The world slowly started to settle down. The situation started to sink in to my mind. I tried to make sense of the nonsensical situation present before me.

I tightly held the cold railing before me. 

The air around was filled with a sharp and fierce, almost thunder like buzz.

The entire courtyard was filled with the voices of students gathered somewhere below, their chatter echoing across the huge room.
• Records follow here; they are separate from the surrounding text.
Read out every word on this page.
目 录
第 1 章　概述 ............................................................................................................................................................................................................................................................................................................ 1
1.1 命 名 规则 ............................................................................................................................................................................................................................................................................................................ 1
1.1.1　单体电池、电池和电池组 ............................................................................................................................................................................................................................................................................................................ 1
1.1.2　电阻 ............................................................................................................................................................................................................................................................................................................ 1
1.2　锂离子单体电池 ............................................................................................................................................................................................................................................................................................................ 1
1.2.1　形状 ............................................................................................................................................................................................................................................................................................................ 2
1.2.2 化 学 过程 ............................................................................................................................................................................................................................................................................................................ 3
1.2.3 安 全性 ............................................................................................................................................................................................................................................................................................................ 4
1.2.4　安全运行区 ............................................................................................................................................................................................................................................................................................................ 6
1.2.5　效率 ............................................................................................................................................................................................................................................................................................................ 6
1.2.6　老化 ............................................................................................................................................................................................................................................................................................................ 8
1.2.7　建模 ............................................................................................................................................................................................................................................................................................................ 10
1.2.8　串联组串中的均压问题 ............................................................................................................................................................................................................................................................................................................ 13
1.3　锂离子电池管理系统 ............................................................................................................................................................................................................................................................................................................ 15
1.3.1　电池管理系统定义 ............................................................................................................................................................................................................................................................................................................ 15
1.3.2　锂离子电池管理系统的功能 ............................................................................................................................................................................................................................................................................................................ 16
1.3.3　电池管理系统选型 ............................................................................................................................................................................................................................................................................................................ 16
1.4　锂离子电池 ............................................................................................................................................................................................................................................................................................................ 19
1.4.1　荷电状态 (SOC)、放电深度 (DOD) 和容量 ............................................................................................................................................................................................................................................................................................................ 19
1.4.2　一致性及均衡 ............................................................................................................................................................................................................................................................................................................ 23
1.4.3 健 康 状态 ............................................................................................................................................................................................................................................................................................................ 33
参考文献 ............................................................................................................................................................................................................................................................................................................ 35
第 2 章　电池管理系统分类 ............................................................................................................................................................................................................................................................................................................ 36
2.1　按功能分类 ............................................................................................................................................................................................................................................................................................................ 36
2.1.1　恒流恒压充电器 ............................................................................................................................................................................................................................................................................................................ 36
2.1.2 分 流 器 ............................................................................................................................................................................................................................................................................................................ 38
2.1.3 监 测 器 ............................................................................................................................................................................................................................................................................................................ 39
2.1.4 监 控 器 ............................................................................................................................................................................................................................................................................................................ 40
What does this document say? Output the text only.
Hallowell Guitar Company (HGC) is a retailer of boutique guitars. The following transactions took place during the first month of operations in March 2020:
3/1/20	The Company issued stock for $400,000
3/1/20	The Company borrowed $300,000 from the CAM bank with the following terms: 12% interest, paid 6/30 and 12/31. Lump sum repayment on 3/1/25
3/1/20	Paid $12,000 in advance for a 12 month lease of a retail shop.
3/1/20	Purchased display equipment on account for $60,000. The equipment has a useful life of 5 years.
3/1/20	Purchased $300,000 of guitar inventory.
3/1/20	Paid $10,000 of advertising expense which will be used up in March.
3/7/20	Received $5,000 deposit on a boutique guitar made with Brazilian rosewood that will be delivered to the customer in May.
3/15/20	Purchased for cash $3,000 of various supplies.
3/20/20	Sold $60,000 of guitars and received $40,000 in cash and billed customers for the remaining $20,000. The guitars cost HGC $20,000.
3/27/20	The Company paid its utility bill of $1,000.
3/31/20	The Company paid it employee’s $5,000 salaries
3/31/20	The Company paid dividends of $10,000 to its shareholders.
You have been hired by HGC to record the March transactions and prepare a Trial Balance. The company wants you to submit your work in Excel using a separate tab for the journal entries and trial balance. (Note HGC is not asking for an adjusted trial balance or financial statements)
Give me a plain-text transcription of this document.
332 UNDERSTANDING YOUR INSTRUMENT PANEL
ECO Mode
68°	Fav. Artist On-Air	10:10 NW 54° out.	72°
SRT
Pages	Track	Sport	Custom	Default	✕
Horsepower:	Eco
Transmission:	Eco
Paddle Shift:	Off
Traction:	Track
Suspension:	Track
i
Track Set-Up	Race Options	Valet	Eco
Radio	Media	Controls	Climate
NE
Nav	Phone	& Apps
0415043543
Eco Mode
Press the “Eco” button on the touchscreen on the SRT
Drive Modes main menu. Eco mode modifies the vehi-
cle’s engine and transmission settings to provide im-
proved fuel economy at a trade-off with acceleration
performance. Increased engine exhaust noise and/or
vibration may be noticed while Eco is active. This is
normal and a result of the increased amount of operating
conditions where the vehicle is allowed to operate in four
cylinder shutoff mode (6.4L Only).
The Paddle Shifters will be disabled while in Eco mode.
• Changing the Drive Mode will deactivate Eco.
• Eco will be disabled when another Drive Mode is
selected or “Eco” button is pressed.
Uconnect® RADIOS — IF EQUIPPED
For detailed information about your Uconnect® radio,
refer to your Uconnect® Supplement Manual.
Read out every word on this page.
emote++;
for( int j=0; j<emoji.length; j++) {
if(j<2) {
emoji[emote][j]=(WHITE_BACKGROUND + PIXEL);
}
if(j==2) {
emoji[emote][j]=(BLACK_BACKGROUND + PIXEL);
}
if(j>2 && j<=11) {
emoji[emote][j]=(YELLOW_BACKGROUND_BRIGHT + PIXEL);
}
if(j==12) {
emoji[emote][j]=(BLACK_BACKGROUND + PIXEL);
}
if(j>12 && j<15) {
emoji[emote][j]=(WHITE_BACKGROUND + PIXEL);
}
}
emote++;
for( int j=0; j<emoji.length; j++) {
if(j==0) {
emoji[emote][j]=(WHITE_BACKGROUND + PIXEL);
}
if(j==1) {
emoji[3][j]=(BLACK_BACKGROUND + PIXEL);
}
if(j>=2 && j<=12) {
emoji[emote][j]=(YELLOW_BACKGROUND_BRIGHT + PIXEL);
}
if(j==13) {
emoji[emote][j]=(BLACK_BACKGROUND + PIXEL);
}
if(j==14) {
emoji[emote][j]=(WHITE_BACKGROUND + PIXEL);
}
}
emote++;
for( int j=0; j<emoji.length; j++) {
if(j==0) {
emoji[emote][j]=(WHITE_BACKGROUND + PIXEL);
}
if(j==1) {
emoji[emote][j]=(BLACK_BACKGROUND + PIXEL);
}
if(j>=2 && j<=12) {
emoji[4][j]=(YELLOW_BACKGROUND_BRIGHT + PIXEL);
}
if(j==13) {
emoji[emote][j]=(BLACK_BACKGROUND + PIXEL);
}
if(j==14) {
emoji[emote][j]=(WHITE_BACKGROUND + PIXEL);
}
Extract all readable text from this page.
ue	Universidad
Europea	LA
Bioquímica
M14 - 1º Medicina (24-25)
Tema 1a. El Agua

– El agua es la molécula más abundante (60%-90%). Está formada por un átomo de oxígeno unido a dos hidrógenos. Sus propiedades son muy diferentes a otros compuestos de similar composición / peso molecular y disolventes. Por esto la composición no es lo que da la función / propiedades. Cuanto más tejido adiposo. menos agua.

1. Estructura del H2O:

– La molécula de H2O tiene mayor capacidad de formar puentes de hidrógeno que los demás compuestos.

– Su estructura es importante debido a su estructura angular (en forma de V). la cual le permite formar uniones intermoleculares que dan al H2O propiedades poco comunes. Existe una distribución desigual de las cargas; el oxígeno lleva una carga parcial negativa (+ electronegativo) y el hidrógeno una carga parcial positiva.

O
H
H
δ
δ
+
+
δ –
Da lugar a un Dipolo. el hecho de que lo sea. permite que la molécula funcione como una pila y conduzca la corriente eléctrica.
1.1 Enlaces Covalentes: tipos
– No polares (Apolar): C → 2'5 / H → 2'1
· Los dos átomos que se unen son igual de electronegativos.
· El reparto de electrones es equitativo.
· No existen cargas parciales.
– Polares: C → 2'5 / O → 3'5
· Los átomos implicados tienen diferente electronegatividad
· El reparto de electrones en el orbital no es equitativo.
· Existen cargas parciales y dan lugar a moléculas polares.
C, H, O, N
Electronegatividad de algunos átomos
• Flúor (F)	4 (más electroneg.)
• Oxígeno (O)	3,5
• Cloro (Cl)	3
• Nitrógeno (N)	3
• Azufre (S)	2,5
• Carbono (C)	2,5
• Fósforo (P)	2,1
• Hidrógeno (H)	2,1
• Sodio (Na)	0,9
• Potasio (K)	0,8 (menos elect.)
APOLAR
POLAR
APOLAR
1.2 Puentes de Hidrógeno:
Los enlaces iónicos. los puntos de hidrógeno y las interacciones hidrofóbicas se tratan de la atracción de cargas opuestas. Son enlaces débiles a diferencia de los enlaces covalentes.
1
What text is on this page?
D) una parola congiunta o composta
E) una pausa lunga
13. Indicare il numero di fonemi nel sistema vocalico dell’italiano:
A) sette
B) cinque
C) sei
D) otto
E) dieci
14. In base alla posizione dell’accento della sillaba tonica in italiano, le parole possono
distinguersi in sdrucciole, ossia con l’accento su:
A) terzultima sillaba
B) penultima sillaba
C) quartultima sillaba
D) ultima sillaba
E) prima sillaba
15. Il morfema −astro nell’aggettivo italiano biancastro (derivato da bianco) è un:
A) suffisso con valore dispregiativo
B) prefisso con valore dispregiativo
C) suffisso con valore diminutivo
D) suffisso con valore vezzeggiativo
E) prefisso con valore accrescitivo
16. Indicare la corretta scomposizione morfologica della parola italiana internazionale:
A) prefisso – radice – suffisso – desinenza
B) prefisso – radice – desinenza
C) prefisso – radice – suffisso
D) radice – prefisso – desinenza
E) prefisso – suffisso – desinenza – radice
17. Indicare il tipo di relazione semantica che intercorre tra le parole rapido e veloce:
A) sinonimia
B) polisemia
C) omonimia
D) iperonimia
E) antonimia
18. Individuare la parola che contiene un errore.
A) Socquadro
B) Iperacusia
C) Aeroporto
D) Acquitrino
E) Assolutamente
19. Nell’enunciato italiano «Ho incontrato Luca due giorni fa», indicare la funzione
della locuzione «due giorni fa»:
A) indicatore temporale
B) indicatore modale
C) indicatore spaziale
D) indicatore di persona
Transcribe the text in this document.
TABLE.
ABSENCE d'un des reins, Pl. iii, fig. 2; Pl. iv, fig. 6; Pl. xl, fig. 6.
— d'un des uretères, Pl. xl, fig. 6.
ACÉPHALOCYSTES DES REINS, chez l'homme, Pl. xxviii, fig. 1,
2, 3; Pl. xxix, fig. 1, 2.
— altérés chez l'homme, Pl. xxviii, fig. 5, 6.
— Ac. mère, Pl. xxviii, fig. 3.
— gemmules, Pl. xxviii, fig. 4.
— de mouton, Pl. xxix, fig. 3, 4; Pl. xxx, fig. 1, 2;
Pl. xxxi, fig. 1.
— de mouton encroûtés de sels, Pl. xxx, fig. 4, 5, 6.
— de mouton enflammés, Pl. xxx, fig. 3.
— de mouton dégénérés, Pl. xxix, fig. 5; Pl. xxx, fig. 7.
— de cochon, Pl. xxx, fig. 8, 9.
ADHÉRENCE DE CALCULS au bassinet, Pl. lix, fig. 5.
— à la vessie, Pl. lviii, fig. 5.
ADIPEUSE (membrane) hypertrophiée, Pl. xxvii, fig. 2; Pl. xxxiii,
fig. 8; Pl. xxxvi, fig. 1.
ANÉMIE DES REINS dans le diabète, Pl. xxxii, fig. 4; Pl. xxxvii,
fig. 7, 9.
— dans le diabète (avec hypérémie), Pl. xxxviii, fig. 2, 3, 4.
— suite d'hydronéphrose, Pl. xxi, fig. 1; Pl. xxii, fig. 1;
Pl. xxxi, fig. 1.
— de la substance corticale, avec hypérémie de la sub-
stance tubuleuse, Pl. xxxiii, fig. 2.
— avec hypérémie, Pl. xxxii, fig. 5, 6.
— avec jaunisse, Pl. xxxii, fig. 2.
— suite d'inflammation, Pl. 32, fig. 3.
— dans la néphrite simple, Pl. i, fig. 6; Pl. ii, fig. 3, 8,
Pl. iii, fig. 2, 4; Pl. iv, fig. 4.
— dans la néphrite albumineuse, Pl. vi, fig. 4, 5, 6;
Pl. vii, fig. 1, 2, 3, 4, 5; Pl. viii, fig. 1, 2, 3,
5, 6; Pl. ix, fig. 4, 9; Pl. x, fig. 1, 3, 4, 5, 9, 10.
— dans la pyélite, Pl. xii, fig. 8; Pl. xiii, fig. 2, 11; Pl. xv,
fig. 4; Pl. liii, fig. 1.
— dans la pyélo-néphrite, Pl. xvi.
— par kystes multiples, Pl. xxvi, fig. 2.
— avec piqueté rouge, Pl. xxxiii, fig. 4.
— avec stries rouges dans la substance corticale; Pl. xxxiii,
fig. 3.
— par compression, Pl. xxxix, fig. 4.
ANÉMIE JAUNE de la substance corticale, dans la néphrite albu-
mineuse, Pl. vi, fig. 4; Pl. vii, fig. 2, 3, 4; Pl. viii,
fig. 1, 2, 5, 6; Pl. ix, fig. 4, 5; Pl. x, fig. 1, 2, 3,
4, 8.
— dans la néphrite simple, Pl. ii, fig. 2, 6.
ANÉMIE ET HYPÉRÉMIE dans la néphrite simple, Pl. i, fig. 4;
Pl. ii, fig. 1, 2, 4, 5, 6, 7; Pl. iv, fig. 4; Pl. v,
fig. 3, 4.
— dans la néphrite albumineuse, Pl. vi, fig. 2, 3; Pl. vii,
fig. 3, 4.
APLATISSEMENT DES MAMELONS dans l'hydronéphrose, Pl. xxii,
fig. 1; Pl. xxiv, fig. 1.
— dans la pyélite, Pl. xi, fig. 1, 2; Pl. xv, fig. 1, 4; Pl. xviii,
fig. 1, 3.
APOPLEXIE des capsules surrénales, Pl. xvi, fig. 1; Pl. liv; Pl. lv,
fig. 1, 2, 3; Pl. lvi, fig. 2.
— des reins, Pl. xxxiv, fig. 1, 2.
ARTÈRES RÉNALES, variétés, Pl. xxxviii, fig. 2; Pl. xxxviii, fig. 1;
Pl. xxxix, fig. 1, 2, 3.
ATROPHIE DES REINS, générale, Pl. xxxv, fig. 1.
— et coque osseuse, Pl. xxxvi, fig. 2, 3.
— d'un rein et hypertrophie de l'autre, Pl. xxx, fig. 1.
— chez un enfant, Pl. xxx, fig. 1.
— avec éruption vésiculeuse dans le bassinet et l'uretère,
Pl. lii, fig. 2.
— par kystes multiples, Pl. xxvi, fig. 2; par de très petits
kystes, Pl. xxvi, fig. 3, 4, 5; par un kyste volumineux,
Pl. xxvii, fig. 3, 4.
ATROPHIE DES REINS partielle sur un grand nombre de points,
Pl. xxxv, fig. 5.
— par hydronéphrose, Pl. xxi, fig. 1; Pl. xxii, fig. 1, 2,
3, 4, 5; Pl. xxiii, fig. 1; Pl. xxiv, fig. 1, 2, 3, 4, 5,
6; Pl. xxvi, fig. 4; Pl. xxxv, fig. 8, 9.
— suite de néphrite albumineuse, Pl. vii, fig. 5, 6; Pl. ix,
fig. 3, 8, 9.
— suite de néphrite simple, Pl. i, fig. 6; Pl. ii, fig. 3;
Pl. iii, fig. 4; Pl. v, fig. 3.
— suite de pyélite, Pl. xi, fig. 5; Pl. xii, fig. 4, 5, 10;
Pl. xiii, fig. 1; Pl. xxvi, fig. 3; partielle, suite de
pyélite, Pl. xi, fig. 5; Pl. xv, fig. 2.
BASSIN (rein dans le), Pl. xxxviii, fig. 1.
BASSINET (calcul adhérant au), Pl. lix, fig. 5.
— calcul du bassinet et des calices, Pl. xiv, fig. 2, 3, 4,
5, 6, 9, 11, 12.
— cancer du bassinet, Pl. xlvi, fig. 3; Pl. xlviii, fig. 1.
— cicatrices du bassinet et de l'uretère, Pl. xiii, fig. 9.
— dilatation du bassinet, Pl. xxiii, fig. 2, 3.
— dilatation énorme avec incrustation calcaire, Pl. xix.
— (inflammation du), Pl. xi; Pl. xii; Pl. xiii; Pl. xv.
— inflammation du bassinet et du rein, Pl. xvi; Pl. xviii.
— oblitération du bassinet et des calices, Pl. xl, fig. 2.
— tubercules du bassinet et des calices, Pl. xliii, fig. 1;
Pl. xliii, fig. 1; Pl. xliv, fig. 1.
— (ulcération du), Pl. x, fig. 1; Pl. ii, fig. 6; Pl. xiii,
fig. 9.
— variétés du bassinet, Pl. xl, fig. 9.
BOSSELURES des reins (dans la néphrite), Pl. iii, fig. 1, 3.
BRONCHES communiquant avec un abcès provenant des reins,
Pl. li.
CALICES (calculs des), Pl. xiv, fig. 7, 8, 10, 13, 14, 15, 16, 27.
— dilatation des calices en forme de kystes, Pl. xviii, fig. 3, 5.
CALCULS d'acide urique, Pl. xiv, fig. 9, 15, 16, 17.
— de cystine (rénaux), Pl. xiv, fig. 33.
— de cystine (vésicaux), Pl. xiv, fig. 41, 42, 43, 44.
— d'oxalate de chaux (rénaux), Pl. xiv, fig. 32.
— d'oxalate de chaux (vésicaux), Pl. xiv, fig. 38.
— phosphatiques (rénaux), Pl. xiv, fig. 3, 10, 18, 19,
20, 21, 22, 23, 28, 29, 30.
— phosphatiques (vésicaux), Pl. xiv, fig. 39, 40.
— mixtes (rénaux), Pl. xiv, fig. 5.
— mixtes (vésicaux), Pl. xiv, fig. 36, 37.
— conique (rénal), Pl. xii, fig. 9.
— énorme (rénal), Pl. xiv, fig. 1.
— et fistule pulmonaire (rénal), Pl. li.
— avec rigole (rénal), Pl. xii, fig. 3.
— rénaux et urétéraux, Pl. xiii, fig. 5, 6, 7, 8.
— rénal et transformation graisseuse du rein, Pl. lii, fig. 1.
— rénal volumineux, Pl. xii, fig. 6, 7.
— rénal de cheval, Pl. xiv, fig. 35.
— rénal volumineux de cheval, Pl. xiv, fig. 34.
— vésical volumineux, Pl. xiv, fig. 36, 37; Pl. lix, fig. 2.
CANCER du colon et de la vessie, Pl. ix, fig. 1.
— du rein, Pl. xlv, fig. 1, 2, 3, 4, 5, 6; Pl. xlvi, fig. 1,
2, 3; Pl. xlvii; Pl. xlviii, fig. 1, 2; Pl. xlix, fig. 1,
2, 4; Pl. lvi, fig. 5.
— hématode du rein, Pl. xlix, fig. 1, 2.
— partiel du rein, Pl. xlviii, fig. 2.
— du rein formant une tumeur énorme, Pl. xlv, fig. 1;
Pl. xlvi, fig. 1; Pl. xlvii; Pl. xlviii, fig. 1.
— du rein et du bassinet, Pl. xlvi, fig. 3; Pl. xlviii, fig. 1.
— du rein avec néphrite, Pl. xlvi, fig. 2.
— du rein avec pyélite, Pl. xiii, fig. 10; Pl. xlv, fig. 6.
I blinked and took heavy breaths, trying to steady my breathing.

Looking down onto the ground, the beautiful courtyard with the circular dueling ground at the center presented itself before me.

Standing on the first floor of the four-floor building, I gazed upon the artwork and astonishing architecture that covered the place.

Broad arches opened out toward the courtyard below, where banners hung in storming colors, crimson, blue, silver, black, dancing in the wind.

Magic-infused lanterns filled the ceiling, casting the wide hall with soft, golden light. Beneath my feet, the arena floor waited, runes glowing faintly in a perfect circle, intimidating me as if trying to lure me in.

And then the announcer's voice cut through everything:

"Ladies and gentlemen"

"I now ask the duelists to come to the stage and proceed with the first fight of the year."

A bright light came down upon me, inviting me.

Then came the voice, and the announcer continued with his dialogue.

"Second-Year Cassian Argell, step forward."

The name hit me harder than the truck had.

Cassian Argell.

That was me now.

"I am in the body of Cassian Argell" I thought to myself.

"But who is Cassian Argell? I wondered.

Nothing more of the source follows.